Nago Humbert. [RTS - Jean-Marc Nyffeler]
Faut-il décoloniser l'aide humanitaire? Interview de Nago Humbert / Forum / 6 min. / le 17 septembre 2022
Le fondateur de Médecins du monde Suisse Nago Humbert était invité samedi dans Forum pour s'exprimer sur les enjeux de la décolonisation de l'aide humanitaire. Pour lui, les perceptions dans ce domaine doivent changer.

Alors que les critiques envers l'humanitaire ont toujours existé, la notion de décolonisation est discutée depuis quelques années concernant l'aide humanitaire. Mais cette volonté de décoloniser -ou "désoccidentaliser" comme Nago Humbert préfère l'appeler - les pratiques n'est pas toujours bien perçue.

"Nous sommes dans un domaine où l'autocritique n'est pas très forte et la critique difficilement acceptée, parce que tout est basé sur le bien. Et on ne peut pas critiquer le bien", constate le directeur de l'Observatoire Ethique et Santé Humanitaire, et fondateur de Médecins du monde Suisse, samedi dans Forum.

Il appelle à démystifier l'aide humanitaire: "Pour moi, l'humanitaire n'existe pas. Ce sont simplement des hommes et des femmes qui ont des expertises et qui essaient de les transmettre de temps en temps."

Modifier les perspectives

Des réflexions sur la décolonisation des pratiques humanitaires sont en cours dans le milieu, selon Nago Humbert. Mais il existe encore "peu de relations entre les organismes humanitaires et les universités", regrette-t-il.
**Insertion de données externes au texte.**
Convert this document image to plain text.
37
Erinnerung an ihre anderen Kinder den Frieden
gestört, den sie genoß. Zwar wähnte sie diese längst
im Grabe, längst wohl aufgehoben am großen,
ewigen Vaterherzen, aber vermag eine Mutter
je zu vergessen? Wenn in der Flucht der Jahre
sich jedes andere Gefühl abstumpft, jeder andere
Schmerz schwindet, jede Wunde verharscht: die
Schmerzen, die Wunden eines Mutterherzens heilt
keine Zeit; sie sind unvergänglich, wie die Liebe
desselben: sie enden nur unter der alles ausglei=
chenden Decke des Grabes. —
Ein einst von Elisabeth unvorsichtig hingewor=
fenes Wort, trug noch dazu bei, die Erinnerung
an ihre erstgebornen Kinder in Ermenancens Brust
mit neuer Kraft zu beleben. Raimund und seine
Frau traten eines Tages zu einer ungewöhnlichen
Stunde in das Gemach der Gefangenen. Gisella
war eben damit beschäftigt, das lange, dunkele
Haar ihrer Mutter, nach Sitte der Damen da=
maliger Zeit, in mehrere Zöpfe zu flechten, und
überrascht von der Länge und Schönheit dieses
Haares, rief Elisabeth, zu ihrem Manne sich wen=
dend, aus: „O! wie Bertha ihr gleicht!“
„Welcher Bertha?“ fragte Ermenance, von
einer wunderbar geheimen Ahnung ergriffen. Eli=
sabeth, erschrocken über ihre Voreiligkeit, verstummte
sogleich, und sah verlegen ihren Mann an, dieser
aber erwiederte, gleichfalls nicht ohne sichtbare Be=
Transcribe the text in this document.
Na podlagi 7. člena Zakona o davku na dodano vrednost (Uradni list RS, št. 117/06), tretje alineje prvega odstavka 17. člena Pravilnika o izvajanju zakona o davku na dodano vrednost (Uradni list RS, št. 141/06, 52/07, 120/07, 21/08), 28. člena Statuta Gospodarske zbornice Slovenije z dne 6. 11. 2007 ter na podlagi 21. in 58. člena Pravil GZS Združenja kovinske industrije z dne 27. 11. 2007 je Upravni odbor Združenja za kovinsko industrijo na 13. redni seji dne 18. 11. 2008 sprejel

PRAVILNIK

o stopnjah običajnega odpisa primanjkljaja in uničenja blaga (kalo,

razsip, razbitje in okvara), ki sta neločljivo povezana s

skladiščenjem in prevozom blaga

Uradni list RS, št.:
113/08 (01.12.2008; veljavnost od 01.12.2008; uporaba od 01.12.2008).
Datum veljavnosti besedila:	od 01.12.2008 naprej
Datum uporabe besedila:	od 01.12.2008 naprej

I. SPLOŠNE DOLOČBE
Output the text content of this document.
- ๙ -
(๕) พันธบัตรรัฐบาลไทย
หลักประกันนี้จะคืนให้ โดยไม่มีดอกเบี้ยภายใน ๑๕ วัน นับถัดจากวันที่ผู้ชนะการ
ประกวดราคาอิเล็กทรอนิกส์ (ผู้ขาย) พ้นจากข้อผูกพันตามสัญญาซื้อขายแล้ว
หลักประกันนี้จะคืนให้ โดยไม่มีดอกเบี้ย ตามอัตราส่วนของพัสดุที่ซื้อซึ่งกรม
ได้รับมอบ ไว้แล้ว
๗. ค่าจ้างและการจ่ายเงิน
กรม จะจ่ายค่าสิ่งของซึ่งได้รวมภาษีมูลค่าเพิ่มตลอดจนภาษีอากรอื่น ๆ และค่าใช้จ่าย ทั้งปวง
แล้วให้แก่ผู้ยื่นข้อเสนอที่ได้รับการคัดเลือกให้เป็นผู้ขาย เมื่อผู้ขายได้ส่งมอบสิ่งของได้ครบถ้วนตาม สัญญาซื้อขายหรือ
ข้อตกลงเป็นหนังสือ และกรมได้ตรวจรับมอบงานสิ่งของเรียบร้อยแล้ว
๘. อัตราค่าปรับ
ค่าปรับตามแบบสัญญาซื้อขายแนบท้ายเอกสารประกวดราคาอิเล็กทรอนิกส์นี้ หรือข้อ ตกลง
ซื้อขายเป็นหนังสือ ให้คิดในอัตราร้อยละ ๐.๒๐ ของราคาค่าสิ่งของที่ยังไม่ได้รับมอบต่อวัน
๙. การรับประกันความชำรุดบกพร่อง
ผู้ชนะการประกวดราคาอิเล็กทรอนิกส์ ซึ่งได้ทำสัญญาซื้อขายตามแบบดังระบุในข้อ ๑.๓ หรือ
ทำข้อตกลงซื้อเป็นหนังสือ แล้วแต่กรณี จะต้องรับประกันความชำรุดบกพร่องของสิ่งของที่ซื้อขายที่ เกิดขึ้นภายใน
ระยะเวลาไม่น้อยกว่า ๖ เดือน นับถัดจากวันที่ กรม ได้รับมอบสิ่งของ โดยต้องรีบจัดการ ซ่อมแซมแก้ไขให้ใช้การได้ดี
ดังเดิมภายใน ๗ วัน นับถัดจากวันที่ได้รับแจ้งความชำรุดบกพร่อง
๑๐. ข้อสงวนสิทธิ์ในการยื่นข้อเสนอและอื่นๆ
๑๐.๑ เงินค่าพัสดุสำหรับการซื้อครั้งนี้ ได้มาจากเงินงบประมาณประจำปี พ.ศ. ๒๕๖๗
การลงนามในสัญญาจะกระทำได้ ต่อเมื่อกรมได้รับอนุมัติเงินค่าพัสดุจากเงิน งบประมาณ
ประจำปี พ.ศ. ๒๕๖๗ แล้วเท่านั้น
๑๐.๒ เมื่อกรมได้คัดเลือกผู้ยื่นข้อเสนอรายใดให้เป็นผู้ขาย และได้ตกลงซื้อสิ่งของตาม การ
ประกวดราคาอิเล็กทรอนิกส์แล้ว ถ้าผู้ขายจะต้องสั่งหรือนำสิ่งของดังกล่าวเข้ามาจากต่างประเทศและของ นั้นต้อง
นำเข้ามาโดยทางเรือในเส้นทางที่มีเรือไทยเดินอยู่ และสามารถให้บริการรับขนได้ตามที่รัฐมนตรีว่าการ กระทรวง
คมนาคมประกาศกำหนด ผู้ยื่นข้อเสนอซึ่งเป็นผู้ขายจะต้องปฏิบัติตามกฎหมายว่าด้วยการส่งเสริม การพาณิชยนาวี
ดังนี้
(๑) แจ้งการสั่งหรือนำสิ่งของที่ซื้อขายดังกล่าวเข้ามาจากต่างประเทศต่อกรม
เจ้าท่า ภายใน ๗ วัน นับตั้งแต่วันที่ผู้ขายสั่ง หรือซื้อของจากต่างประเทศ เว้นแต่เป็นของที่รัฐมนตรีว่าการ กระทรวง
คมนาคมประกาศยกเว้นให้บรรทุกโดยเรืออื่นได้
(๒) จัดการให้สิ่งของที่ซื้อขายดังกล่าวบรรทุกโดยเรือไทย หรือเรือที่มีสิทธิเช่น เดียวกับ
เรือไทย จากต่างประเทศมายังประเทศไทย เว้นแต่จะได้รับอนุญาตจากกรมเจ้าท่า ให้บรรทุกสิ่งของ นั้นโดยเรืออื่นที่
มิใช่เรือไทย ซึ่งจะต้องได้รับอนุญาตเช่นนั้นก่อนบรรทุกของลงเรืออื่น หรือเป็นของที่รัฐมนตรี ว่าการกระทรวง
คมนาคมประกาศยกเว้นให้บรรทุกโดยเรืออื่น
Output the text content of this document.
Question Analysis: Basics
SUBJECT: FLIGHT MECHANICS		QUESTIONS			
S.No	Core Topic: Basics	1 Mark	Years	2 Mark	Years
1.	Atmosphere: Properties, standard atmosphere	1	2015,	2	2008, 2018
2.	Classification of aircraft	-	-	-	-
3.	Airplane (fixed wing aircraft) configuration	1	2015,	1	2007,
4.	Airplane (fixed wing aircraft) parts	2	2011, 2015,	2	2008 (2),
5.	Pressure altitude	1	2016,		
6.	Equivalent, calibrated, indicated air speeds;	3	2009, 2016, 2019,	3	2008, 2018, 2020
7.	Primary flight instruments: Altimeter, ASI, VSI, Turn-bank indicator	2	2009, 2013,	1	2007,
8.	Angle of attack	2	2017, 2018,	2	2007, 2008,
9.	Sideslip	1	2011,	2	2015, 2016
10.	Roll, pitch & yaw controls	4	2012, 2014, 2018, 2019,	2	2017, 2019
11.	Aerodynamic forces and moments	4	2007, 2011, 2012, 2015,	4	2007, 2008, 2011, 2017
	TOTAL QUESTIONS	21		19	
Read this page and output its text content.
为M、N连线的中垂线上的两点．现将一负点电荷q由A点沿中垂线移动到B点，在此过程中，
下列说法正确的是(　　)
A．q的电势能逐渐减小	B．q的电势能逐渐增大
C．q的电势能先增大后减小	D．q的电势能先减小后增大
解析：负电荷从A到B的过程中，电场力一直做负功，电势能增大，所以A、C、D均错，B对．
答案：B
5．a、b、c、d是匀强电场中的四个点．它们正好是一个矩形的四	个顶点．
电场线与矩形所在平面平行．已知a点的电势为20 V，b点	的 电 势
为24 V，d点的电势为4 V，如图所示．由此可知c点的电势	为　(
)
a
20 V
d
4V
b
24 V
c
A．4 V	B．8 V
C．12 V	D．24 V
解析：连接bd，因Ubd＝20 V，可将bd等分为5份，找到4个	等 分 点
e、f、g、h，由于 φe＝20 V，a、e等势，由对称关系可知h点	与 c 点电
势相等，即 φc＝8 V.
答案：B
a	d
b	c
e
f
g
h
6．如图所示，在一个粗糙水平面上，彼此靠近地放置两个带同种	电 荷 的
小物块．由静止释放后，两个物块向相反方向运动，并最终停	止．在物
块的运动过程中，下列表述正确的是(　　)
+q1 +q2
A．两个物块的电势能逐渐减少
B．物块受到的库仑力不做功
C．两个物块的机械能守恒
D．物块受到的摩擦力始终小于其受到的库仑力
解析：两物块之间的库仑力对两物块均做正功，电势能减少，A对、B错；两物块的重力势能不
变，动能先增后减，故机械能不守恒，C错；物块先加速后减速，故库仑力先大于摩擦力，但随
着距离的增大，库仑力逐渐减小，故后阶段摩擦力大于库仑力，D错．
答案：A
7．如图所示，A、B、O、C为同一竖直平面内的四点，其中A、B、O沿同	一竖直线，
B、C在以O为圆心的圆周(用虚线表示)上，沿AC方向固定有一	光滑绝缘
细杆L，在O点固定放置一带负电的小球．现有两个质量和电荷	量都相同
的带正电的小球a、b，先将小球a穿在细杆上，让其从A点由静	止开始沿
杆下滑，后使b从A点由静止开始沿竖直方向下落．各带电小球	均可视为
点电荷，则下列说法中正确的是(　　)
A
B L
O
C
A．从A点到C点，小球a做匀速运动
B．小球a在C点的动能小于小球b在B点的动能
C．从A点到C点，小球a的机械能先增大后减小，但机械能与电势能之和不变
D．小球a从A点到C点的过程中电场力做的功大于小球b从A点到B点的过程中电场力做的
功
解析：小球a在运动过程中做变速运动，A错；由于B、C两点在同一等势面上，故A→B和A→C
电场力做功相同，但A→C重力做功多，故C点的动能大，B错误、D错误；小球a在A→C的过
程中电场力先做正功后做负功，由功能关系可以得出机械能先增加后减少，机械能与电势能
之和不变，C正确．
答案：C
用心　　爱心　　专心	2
Pour le directeur, il est essentiel de changer les perspectives. Cela passe notamment par les visuels utilisés dans les campagnes des organismes.

"La perception de l'image est extrêmement importante dans le domaine humanitaire", souligne-t-il. "La victimisation de ceux qui doivent recevoir de l'aide est pénible pour ces derniers", car dans ce type d'imagerie, la victime est dépeinte comme dépendante.

Nago Humbert assure également que les contre-témoignages doivent être développés et davantage partagés. "Il faut donner la parole à ceux qui ont subi ou reçu une aide", estime-t-il, afin de questionner les actions humanitaires, qui n'ont pas toujours des conséquences positives.